Since inception four years ago, the SEC whistleblower program has paid out over $50 million to 18 whistleblower. The biggest award to date was $30 million, issued last year. A $14 million whistleblower award was issued in 2013.
Under the program, whistleblowers that provide the regulator with original information that helps the SEC pursue a successful enforcement action are eligible for 10-30% of the money collected if the sanction exceeds $1 million. The SEC is legally bound to protect the confidentiality and identity of whistleblowers.
According to SEC Chair Mary Jo White, in the 2014 Fiscal year, the Commissioner received over 3,600 tips. It received around 3,200 tips the previous year. This year, the Whistleblower Office saw a 20% rise in tips during the first quarter compared to last year. White says the quality of the tips has also improved.

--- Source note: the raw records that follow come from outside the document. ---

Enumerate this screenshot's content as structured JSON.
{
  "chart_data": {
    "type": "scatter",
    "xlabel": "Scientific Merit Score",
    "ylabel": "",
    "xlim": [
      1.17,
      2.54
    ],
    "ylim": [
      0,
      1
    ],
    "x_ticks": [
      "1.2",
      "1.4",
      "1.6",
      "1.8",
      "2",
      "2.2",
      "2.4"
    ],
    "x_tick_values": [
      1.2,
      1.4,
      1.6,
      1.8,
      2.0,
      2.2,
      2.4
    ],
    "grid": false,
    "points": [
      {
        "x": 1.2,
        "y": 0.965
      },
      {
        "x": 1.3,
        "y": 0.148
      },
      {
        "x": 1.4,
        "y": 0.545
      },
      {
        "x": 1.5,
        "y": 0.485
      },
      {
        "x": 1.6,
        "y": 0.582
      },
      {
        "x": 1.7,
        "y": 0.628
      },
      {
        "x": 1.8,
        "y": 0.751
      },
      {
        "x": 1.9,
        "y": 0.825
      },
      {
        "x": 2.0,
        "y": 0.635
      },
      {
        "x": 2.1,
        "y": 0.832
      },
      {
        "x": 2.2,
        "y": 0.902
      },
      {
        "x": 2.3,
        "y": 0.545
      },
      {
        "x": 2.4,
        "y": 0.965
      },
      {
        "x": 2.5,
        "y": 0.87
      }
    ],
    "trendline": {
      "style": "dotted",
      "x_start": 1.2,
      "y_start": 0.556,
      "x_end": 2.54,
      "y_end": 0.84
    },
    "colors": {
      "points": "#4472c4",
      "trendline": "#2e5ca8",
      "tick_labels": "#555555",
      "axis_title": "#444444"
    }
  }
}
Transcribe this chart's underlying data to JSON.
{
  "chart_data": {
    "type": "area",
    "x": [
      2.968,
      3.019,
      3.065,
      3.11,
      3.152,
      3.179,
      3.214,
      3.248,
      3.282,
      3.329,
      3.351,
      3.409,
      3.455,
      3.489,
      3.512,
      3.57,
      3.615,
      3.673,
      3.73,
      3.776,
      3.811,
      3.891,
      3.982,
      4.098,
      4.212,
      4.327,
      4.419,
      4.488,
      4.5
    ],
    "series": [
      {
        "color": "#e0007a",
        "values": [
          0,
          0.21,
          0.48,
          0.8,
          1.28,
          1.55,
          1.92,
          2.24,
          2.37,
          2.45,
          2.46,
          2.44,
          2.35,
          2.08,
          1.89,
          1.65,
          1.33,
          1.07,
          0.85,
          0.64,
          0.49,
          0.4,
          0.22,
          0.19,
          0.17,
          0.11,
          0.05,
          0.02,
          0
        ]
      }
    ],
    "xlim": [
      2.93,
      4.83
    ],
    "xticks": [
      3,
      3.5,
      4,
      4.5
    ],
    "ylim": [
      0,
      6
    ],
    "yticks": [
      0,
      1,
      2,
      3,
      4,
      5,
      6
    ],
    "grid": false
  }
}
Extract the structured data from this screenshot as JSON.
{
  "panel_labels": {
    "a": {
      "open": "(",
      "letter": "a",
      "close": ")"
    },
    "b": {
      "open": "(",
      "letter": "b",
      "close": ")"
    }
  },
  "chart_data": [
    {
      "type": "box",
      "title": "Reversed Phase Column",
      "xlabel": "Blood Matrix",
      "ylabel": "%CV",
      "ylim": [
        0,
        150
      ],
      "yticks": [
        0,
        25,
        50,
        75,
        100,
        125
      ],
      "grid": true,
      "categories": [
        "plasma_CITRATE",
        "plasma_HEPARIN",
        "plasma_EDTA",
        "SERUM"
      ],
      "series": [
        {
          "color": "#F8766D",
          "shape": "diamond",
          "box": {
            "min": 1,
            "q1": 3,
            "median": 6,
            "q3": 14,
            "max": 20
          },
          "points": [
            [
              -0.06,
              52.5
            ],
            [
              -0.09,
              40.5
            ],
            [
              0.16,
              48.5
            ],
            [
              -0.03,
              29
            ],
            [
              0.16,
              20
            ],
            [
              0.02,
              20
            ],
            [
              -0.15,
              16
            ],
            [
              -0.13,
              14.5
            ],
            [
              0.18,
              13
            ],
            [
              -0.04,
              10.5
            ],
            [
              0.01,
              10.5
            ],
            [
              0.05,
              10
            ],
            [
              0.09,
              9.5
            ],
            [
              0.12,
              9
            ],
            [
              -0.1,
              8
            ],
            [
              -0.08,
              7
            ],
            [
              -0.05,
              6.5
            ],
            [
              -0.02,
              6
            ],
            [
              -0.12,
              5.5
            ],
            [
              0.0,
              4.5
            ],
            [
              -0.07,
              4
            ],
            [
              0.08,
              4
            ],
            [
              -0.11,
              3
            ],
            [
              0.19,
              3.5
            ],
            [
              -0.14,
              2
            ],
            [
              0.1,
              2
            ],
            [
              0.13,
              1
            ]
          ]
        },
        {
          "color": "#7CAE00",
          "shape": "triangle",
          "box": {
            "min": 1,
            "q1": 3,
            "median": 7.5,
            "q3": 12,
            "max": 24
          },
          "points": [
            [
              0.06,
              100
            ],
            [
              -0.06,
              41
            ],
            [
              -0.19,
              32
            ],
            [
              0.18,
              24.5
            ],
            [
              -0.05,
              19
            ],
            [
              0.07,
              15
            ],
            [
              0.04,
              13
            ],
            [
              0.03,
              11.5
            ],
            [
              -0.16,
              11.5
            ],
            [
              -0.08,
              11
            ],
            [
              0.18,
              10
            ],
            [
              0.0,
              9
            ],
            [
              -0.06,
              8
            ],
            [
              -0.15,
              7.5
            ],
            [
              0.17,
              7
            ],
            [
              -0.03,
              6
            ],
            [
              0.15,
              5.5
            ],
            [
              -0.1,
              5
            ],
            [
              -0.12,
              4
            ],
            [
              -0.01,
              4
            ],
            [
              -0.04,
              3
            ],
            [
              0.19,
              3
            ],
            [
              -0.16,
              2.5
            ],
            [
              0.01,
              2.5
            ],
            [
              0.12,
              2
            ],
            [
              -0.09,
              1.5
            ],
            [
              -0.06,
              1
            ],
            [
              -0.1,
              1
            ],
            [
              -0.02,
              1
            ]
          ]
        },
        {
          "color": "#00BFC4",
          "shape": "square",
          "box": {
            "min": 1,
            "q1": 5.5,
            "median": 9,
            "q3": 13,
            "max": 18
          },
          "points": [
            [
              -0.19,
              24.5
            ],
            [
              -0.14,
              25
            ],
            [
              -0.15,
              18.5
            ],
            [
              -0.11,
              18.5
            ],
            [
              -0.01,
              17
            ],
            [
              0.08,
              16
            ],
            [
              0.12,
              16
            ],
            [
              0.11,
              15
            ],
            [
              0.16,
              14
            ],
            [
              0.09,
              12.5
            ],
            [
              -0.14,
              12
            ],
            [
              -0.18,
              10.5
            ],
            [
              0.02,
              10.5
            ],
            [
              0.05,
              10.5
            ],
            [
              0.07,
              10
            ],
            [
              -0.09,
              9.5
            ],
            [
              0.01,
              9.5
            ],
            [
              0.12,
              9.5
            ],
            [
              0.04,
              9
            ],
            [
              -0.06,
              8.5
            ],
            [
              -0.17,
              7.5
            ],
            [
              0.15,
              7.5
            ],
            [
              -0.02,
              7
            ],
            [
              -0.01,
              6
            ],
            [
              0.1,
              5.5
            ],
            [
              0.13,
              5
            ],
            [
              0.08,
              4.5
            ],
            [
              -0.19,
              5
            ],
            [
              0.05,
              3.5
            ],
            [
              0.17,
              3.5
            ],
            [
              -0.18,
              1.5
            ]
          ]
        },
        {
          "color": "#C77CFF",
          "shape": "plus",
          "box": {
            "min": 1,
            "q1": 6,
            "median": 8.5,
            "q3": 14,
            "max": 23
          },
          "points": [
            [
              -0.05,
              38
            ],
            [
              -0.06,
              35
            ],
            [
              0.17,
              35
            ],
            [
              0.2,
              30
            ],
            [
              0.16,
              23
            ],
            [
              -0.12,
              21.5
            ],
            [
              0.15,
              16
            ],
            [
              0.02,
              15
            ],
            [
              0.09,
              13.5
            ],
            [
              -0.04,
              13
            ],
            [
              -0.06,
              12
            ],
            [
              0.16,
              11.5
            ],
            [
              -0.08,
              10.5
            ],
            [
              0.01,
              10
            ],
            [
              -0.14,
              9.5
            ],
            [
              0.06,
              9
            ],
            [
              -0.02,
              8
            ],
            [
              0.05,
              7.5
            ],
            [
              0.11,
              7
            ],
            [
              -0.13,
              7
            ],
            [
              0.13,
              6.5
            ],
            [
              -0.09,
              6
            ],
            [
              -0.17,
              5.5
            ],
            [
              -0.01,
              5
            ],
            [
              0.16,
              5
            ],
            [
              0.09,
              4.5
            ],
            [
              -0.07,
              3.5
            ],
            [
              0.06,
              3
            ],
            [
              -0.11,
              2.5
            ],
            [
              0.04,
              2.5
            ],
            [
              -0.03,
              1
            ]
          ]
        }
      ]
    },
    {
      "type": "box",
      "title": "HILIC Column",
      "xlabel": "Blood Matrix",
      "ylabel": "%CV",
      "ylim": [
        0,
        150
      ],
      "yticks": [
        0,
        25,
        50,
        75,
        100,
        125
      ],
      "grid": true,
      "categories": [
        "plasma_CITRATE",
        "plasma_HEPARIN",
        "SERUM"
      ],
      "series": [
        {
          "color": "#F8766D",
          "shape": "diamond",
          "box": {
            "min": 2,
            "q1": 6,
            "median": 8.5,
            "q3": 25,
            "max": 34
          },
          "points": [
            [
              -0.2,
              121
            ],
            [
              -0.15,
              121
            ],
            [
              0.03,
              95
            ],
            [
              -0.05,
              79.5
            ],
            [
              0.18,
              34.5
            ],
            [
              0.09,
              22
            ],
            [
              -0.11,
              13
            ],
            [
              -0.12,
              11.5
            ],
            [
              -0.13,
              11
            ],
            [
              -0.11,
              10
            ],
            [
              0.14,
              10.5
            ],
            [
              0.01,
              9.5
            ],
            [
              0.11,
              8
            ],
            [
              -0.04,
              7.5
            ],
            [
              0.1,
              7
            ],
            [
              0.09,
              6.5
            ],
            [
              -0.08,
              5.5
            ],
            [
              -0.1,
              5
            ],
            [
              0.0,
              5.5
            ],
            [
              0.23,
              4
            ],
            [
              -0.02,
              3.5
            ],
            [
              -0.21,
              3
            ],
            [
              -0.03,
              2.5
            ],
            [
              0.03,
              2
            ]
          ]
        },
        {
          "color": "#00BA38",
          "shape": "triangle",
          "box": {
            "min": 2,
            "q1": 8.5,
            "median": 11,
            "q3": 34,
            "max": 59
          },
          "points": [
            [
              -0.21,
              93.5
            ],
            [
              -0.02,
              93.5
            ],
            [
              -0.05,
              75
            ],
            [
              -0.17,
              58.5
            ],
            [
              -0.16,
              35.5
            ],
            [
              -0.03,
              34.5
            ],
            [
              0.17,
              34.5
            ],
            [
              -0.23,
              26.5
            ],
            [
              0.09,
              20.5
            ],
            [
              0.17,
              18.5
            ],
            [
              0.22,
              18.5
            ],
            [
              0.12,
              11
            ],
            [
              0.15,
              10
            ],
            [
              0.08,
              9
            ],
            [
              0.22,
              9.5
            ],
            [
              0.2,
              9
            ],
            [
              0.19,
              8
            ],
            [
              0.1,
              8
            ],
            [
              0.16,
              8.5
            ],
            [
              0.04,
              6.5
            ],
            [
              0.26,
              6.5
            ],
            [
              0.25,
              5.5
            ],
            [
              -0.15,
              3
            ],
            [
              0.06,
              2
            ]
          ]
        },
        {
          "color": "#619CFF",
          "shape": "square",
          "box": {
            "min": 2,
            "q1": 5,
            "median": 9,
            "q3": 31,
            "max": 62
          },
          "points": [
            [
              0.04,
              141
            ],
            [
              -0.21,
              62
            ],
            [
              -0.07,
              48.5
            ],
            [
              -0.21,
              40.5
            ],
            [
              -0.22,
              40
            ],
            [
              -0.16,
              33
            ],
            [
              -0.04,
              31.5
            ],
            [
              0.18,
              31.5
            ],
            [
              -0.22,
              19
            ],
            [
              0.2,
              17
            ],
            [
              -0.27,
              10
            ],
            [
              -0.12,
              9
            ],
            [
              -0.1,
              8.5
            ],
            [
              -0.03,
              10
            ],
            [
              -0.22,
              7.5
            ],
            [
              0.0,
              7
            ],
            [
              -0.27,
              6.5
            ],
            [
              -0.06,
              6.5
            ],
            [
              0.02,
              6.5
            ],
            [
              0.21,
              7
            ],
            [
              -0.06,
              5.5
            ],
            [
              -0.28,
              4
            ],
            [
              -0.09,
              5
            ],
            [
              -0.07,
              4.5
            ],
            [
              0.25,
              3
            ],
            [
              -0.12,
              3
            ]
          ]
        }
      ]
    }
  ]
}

The 2010 Dodd-Frank Act expanded the remedies and protections for retaliations against whistleblowers. Not only are employers forbidden from firing, suspending, demoting, harassing, threatening, or suspending a whistleblower from coming forward with the information, but also now a whistleblower has the right to bring an action for that retaliation, as does the SEC.
Last year, the SEC brought and settled its first action against a company that retaliated against a whistleblower. The hedge fund trader told the company of notifying the SEC that prohibited transactions may have taken place at the firm. The company immediately removed the individual from the position of hedge fund trader and revoked supervisory duties.
The SEC filed a case against the firm and its principal for allegedly engaging in prohibited transactions. The company was eventually ordered to pay $2 million in monetary sanctions, and the whistleblower was awarded 30% of that award—over $600,000.